The Blue Cooler

This is not really about a blue cooler.  Okay, maybe it’s a little bit about a blue cooler.  It’s mostly about the man who owned the blue cooler.  To be precise, the man who owned the blue cooler prior to me.  I’ve owned it since yesterday.

Many of my Saturdays are spent in search of interesting items at estate sales.   I’ll begin the day with a cup of coffee and the classified ads to see what might catch my eye.  Yesterday, the ad that made me take notice read like this:

John Swords Estate

Not simply an address.  Not just a listing of the items I might find when I arrived.  A man’s name.  I always think I learn a great deal about a person when I am in their home during an estate sale.  Rarely, however, do I have a name to associate the items that made up their history with an actual person.  So this sale was going to be different.

A Google search told me a little about John Swords before I left.  Born in 1920.  Died in May of this year.  John had served in WWII, worked a long career at Iowa Manufacturing, liked bowling and gardening, and had written a book of memoirs about his time in the war.

At John’s house, I learned even more about him.  John liked to read.  Nearly every room in the house had bookshelves packed with books.  Time periods ranged from the early 1900’s through the last few years.  Many were of the war he participated in.  Stories of battles.  Biographies of war heros.  Pictorial anthologies of the places he spent the early part of his twenties.  There was also a cardboard box filled with Grumpy’s Trials, the book he had written.

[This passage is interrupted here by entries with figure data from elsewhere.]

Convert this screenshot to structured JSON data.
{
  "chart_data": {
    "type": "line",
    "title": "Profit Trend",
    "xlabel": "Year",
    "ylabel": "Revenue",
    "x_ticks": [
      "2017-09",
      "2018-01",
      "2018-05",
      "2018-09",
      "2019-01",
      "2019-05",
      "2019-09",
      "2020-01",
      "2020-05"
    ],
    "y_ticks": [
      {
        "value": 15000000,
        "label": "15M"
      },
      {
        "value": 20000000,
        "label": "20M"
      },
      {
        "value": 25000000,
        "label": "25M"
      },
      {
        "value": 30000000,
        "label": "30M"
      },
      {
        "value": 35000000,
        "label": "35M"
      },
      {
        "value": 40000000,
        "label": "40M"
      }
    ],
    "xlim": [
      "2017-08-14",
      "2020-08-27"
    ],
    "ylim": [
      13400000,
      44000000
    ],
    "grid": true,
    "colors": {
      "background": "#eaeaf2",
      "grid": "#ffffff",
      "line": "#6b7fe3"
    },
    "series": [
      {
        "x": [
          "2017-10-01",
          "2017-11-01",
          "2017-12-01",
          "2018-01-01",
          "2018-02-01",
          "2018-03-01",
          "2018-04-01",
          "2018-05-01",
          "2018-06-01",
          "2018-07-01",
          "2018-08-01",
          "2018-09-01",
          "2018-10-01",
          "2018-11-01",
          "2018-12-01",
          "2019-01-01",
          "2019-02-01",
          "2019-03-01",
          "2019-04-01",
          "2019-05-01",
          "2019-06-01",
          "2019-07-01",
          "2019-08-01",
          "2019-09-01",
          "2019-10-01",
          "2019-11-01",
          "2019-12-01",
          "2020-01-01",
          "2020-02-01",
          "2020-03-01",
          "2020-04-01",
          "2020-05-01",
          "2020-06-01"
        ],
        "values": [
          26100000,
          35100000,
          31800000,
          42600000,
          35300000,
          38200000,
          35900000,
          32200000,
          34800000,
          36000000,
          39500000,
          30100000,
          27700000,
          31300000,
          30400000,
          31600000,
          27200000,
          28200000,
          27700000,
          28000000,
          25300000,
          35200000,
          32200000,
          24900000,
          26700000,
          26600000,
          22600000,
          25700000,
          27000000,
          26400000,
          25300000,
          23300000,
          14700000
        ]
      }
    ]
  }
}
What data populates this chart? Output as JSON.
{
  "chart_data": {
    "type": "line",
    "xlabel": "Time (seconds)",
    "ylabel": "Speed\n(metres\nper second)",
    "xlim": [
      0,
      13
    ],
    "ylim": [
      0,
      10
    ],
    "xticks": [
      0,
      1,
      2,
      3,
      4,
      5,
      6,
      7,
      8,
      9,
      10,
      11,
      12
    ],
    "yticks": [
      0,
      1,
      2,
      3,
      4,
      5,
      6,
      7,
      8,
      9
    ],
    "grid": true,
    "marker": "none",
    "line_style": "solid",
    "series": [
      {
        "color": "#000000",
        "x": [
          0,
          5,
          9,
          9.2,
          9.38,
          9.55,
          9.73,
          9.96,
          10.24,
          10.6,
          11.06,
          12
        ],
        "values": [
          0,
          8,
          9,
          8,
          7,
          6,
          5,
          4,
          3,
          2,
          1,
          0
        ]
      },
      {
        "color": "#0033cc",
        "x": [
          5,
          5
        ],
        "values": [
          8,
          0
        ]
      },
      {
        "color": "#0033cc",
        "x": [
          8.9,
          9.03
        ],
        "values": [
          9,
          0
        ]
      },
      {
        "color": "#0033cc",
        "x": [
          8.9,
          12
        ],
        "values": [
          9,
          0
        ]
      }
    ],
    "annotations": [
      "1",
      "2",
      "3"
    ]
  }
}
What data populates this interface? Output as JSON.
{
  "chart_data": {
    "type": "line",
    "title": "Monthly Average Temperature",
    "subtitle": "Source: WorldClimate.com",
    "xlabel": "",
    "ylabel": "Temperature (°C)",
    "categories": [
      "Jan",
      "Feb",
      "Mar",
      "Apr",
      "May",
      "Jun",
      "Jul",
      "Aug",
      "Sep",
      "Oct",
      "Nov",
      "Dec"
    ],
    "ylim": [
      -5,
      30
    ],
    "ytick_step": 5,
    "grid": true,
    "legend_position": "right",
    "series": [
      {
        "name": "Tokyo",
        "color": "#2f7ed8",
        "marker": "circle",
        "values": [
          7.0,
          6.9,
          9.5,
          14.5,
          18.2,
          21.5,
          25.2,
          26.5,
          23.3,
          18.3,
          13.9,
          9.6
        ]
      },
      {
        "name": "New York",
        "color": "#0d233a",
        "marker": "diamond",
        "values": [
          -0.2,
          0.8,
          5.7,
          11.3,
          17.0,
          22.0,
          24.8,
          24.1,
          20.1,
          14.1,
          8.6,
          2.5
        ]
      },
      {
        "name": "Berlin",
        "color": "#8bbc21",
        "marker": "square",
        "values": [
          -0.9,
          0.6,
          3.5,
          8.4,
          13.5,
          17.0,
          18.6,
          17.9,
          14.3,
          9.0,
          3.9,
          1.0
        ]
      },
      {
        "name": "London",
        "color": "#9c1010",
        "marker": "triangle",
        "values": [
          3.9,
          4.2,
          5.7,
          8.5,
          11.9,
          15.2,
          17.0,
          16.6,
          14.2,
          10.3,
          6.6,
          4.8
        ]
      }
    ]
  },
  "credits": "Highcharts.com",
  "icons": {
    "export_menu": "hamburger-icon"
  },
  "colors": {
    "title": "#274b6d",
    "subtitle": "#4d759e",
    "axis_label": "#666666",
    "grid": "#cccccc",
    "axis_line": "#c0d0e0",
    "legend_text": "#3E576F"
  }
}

I learned that when Grumpy bought something, he held onto it and took good care of it.  It didn’t matter where you were in the house, or what you were looking at.  Kitchenware, tools, appliances.  All appeared to be in nearly new condition even though some of them were 60 or more years old.  The blue cooler I purchased was from the forties or fifties and although there were a few scratches from a trip or two to the river or lake, It was in fantastic condition.  Most things that get purchased around my house end up missing pieces and parts within days or weeks of coming home from the store.  This cooler had been sitting around for decades and still had the can opener and icepick neatly tucked inside the lid, just as they had been the day it was bought.

So now the cooler is in my care.  I will take care of it.  It will be put to good use at Shores Event Center with the Philco radio and other pieces of history that have moved from one person’s life to begin a new purpose and bring some happiness.  I wish I would have met Grumpy when he was alive.  I think we would have had an interesting conversation or two on his front porch.